Soderbergh is highly effective on new territory with Bubble, a low-budget film about three working-class people in a doll factory and a crime. It doesn't seem as if he's taken any movies as his models, though some of the conventions of a police procedural take over toward the end. The images shot in HD of the factory, the houses, roads, and people of Ohio and West Virginia could have been taken not from movies but from 1970's and 1980's still photographers like Robert Adams, or particularly from Lee Friedlander's Factory Valleys.

Debbie Doebreier (Martha), Dustin James Ashley (Kyle), and Misty Dawn Wilkins (Rose) come from West Virginia and Ohio. Decker Moody (Dectective Don) is a West Virginia police detective.

Coleman Hough, who wrote the screenplay, has kept it naive and simple. When a man learns his daughter is in jail for murder, he says, "Oh, I see." The attractive young Kyle and the doughty Martha go to and from work and have lunch together. At one point Martha snaps a photo of Kyle because he's her "best friend," she says. When young, pretty Rose is hired to help fill a big order at the doll factory, she joins the other two at lunch, and starts going off with Kyle for a smoke afterward: the equation has changed. Then Kyle and Rose plan a date, but Martha doesn't know about it. Because everyone is so inexpressive, it's not clear that any of them even know what they're feeling. You might contrast the arch cleverness applied to naive people working in a nowhere Walmart-like store in Miguel Arteta's 2002 The Good Girl. These people in Bubble just are, and the murder that happens is like lots of murders that don't make it to the screen that just happen, the perpetrators being people the victim trusted, nobody knowing how it all happened. The Voice called Bubble "aggressively disorienting in its banality," but taken on its own terms, it works. Deft manipulation of non-actors and precise, attractive use of HD photography are important factors in the film's economy and success.

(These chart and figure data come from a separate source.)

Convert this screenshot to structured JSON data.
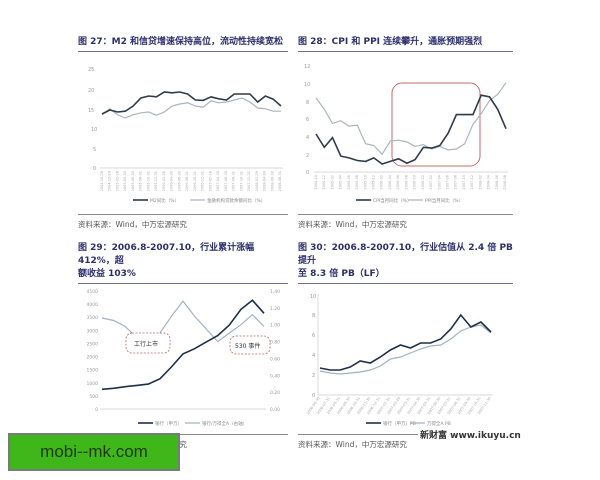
{
  "figures": [
    {
      "id": "fig27",
      "title": "图 27：M2 和信贷增速保持高位，流动性持续宽松",
      "source": "资料来源：Wind，中万宏源研究"
    },
    {
      "id": "fig28",
      "title": "图 28：CPI 和 PPI 连续攀升，通胀预期强烈",
      "source": "资料来源：Wind，中万宏源研究"
    },
    {
      "id": "fig29",
      "title_line1": "图 29：2006.8-2007.10，行业累计涨幅 412%，超",
      "title_line2": "额收益 103%",
      "source": "资料来源：Wind，中万宏源研究"
    },
    {
      "id": "fig30",
      "title_line1": "图 30：2006.8-2007.10，行业估值从 2.4 倍 PB 提升",
      "title_line2": "至 8.3 倍 PB（LF）",
      "source": "资料来源：Wind，中万宏源研究"
    }
  ],
  "watermark": {
    "text": "mobi--mk.com",
    "bg": "#3fb61a"
  },
  "site_mark": "新财富 www.ikuyu.cn",
  "chart_data": [
    {
      "type": "line",
      "title": "M2 和信贷增速保持高位，流动性持续宽松",
      "ylim": [
        0,
        25
      ],
      "yticks": [
        0,
        5,
        10,
        15,
        20,
        25
      ],
      "x": [
        "2004-10-29",
        "2004-12-29",
        "2005-02-28",
        "2005-04-30",
        "2005-06-30",
        "2005-08-31",
        "2005-10-31",
        "2005-12-31",
        "2006-02-28",
        "2006-04-30",
        "2006-06-30",
        "2006-08-31",
        "2006-10-31",
        "2006-12-31",
        "2007-02-28",
        "2007-04-30",
        "2007-06-30",
        "2007-08-31",
        "2007-10-31",
        "2007-12-31",
        "2008-02-29",
        "2008-04-30",
        "2008-06-30",
        "2008-08-31"
      ],
      "series": [
        {
          "name": "M2同比（%）",
          "color": "#2f3a4a",
          "values": [
            13.5,
            14.5,
            14.0,
            14.2,
            15.5,
            17.5,
            18.0,
            17.8,
            19.0,
            18.8,
            19.0,
            18.5,
            17.0,
            16.9,
            17.8,
            17.3,
            17.0,
            18.5,
            18.5,
            18.5,
            16.5,
            18.0,
            17.2,
            15.5
          ]
        },
        {
          "name": "金融机构贷款余额同比（%）",
          "color": "#a9b4bc",
          "values": [
            13.3,
            14.8,
            13.3,
            12.5,
            13.3,
            13.8,
            14.0,
            13.2,
            14.0,
            15.5,
            16.0,
            16.3,
            15.5,
            15.2,
            16.8,
            16.3,
            16.5,
            17.0,
            17.5,
            16.5,
            15.0,
            14.8,
            14.2,
            14.2
          ]
        }
      ],
      "xlabel": "",
      "ylabel": "",
      "legend_position": "bottom"
    },
    {
      "type": "line",
      "title": "CPI 和 PPI 连续攀升，通胀预期强烈",
      "ylim": [
        0,
        12
      ],
      "yticks": [
        0,
        2,
        4,
        6,
        8,
        10,
        12
      ],
      "x": [
        "2004-10",
        "2004-12",
        "2005-02",
        "2005-04",
        "2005-06",
        "2005-08",
        "2005-10",
        "2005-12",
        "2006-02",
        "2006-04",
        "2006-06",
        "2006-08",
        "2006-10",
        "2006-12",
        "2007-02",
        "2007-04",
        "2007-06",
        "2007-08",
        "2007-10",
        "2007-12",
        "2008-02",
        "2008-04",
        "2008-06",
        "2008-08"
      ],
      "series": [
        {
          "name": "CPI当月同比（%）",
          "color": "#2f3a4a",
          "values": [
            4.3,
            2.8,
            3.9,
            1.8,
            1.6,
            1.3,
            1.2,
            1.6,
            0.9,
            1.2,
            1.5,
            1.0,
            1.4,
            2.8,
            2.7,
            3.0,
            4.4,
            6.5,
            6.5,
            6.5,
            8.7,
            8.5,
            7.1,
            4.9
          ]
        },
        {
          "name": "PPI当月同比（%）",
          "color": "#a9b4bc",
          "values": [
            8.4,
            7.1,
            5.5,
            5.8,
            5.2,
            5.3,
            3.2,
            3.0,
            2.0,
            3.5,
            3.6,
            3.4,
            2.9,
            3.1,
            2.6,
            2.9,
            2.5,
            2.6,
            3.2,
            5.4,
            6.6,
            8.1,
            8.8,
            10.1
          ]
        }
      ],
      "annotations": [
        {
          "type": "rounded-rect",
          "color": "#c96a6a",
          "x_range": [
            "2006-06",
            "2008-04"
          ],
          "y_range": [
            1,
            10
          ]
        }
      ],
      "legend_position": "bottom"
    },
    {
      "type": "line",
      "title": "2006.8-2007.10，行业累计涨幅 412%，超额收益 103%",
      "ylim": [
        0,
        4500
      ],
      "yticks": [
        0,
        500,
        1000,
        1500,
        2000,
        2500,
        3000,
        3500,
        4000,
        4500
      ],
      "y2lim": [
        0.0,
        1.4
      ],
      "y2ticks": [
        0.0,
        0.2,
        0.4,
        0.6,
        0.8,
        1.0,
        1.2,
        1.4
      ],
      "x": [
        "2006-08",
        "2006-09",
        "2006-10",
        "2006-11",
        "2006-12",
        "2007-01",
        "2007-02",
        "2007-03",
        "2007-04",
        "2007-05",
        "2007-06",
        "2007-07",
        "2007-08",
        "2007-09",
        "2007-10"
      ],
      "series": [
        {
          "name": "银行（申万）",
          "axis": "left",
          "color": "#1f2f48",
          "values": [
            750,
            790,
            850,
            900,
            950,
            1150,
            1600,
            2100,
            2300,
            2550,
            2800,
            3200,
            3800,
            4150,
            3650
          ]
        },
        {
          "name": "银行/万得全A（右轴）",
          "axis": "right",
          "color": "#9fb3c2",
          "values": [
            1.08,
            1.05,
            0.98,
            0.85,
            0.82,
            0.9,
            1.1,
            1.28,
            1.1,
            0.95,
            0.8,
            0.9,
            1.0,
            1.12,
            0.98
          ]
        }
      ],
      "annotations": [
        {
          "text": "工行上市",
          "x": "2006-10"
        },
        {
          "text": "530 事件",
          "x": "2007-05"
        }
      ],
      "legend_position": "bottom"
    },
    {
      "type": "line",
      "title": "2006.8-2007.10，行业估值从 2.4 倍 PB 提升至 8.3 倍 PB（LF）",
      "ylim": [
        0,
        10
      ],
      "yticks": [
        0,
        2,
        4,
        6,
        8,
        10
      ],
      "x": [
        "2006-06-30",
        "2006-07-31",
        "2006-08-31",
        "2006-09-30",
        "2006-10-31",
        "2006-11-30",
        "2006-12-31",
        "2007-01-31",
        "2007-02-28",
        "2007-03-31",
        "2007-04-30",
        "2007-05-31",
        "2007-06-30",
        "2007-07-31",
        "2007-08-31",
        "2007-09-30",
        "2007-10-31",
        "2007-11-30"
      ],
      "series": [
        {
          "name": "银行（申万）PB",
          "color": "#1f2f48",
          "values": [
            2.7,
            2.5,
            2.5,
            2.8,
            3.4,
            3.2,
            3.8,
            4.5,
            5.0,
            4.7,
            5.2,
            5.2,
            5.6,
            6.6,
            8.0,
            6.8,
            7.3,
            6.3
          ]
        },
        {
          "name": "万得全A PB",
          "color": "#9fb3c2",
          "values": [
            2.4,
            2.2,
            2.1,
            2.2,
            2.3,
            2.5,
            2.9,
            3.6,
            3.8,
            4.2,
            4.6,
            4.9,
            5.0,
            5.6,
            6.4,
            6.8,
            7.0,
            6.2
          ]
        }
      ],
      "legend_position": "bottom"
    }
  ]
}
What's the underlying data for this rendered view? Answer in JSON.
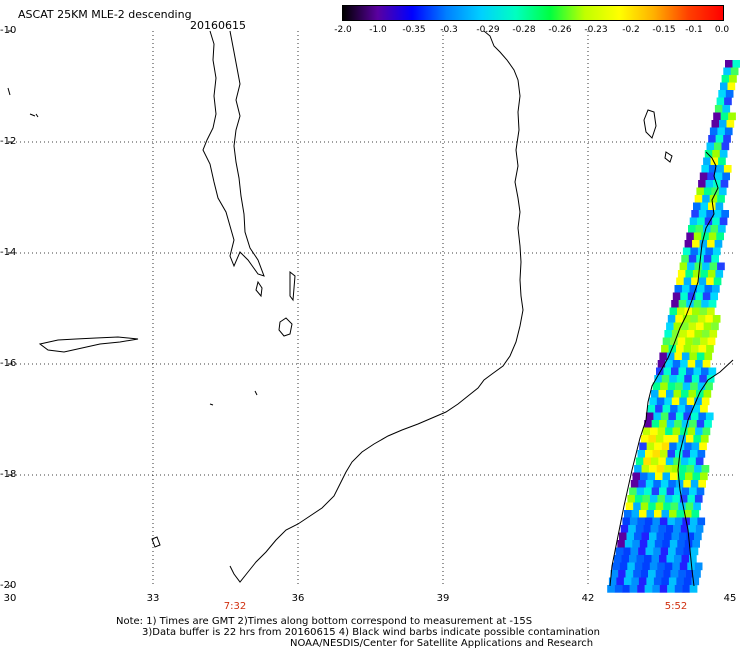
{
  "header": {
    "title": "ASCAT 25KM MLE-2 descending",
    "date": "20160615"
  },
  "colorbar": {
    "labels": [
      "-2.0",
      "-1.0",
      "-0.35",
      "-0.3",
      "-0.29",
      "-0.28",
      "-0.26",
      "-0.23",
      "-0.2",
      "-0.15",
      "-0.1",
      "0.0"
    ],
    "colors": [
      "#000000",
      "#5a00a0",
      "#0000ff",
      "#0080ff",
      "#00d0ff",
      "#00ffc0",
      "#00ff40",
      "#c0ff00",
      "#ffff00",
      "#ffb000",
      "#ff4000",
      "#ff0000"
    ]
  },
  "axes": {
    "lat_ticks": [
      "-10",
      "-12",
      "-14",
      "-16",
      "-18",
      "-20"
    ],
    "lon_ticks": [
      "30",
      "33",
      "36",
      "39",
      "42",
      "45"
    ]
  },
  "time_labels": [
    "7:32",
    "5:52"
  ],
  "notes": {
    "line1": "Note: 1) Times are GMT 2)Times along bottom correspond to measurement at -15S",
    "line2": "3)Data buffer is 22 hrs from 20160615 4) Black wind barbs indicate possible contamination",
    "line3": "NOAA/NESDIS/Center for Satellite Applications and Research"
  }
}
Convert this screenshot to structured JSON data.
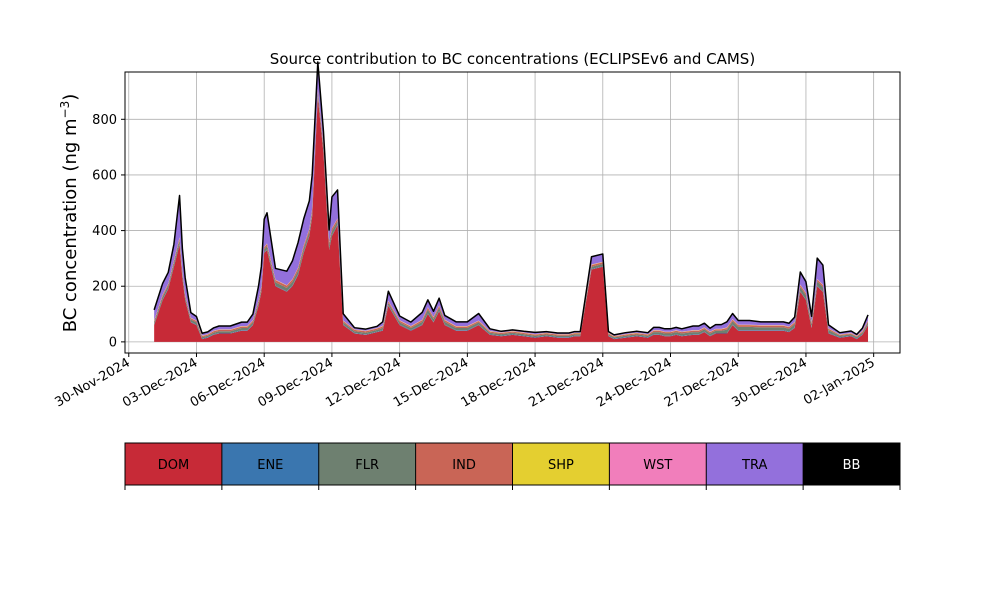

Froim the London Independent: 'Bubble is the first of six low-budget films Soderbergh and producer Gregory Jacobs will make over the next five years. All will be shot on Hi-Definition (HD) cameras; each will be filmed quickly, with a small crew (Bubble was shot in 18 days with a crew of six); and each will "star" non-actors who, with Soderbergh's help, will write their own script.'

Section Eight, the George Clooney/Steven Soderbergh coproduction company, has given or will give birth to:

Big Empty, The (2005)
Confessions of a Dangerous Mind (2002)
Criminal (2004)
Far from Heaven (2002)
Full Frontal (2002)
Garland Bunting Project (2005)
Good German, The (2006)
Goodnight, and Good Luck (2006)
Insomnia (2002)
Jacket, The (2005)
K Street (2003) TV Series
Michael Clayton (2006)
Ocean's Eleven (2001)
Ocean's Twelve (2004)
PU-239 (2006)
Rock Star (?)
Rumor Has It (2005)
Scanner Darkly, A (2006)
Syriana (2005)
Tishomingo Blues (2005)
Unscripted (2004) TV Series
Untitled Neil Jordan Thriller (2005)
Welcome to Collinwood (2002)

The Independent again: 'Yet none of this helps to define a Steven Soderbergh movie, because there is no formula. The blockbuster lives side by side with the low-budget effort - just for the pleasure of it, of doing it all, of conducting the grand, lavish display and the careful still life at the same time. 'Even if one is designed to kill the other one, in a way, to me they're totally connected - that connects them.' What's "that"? I don't know... but Soderbergh is a complex man.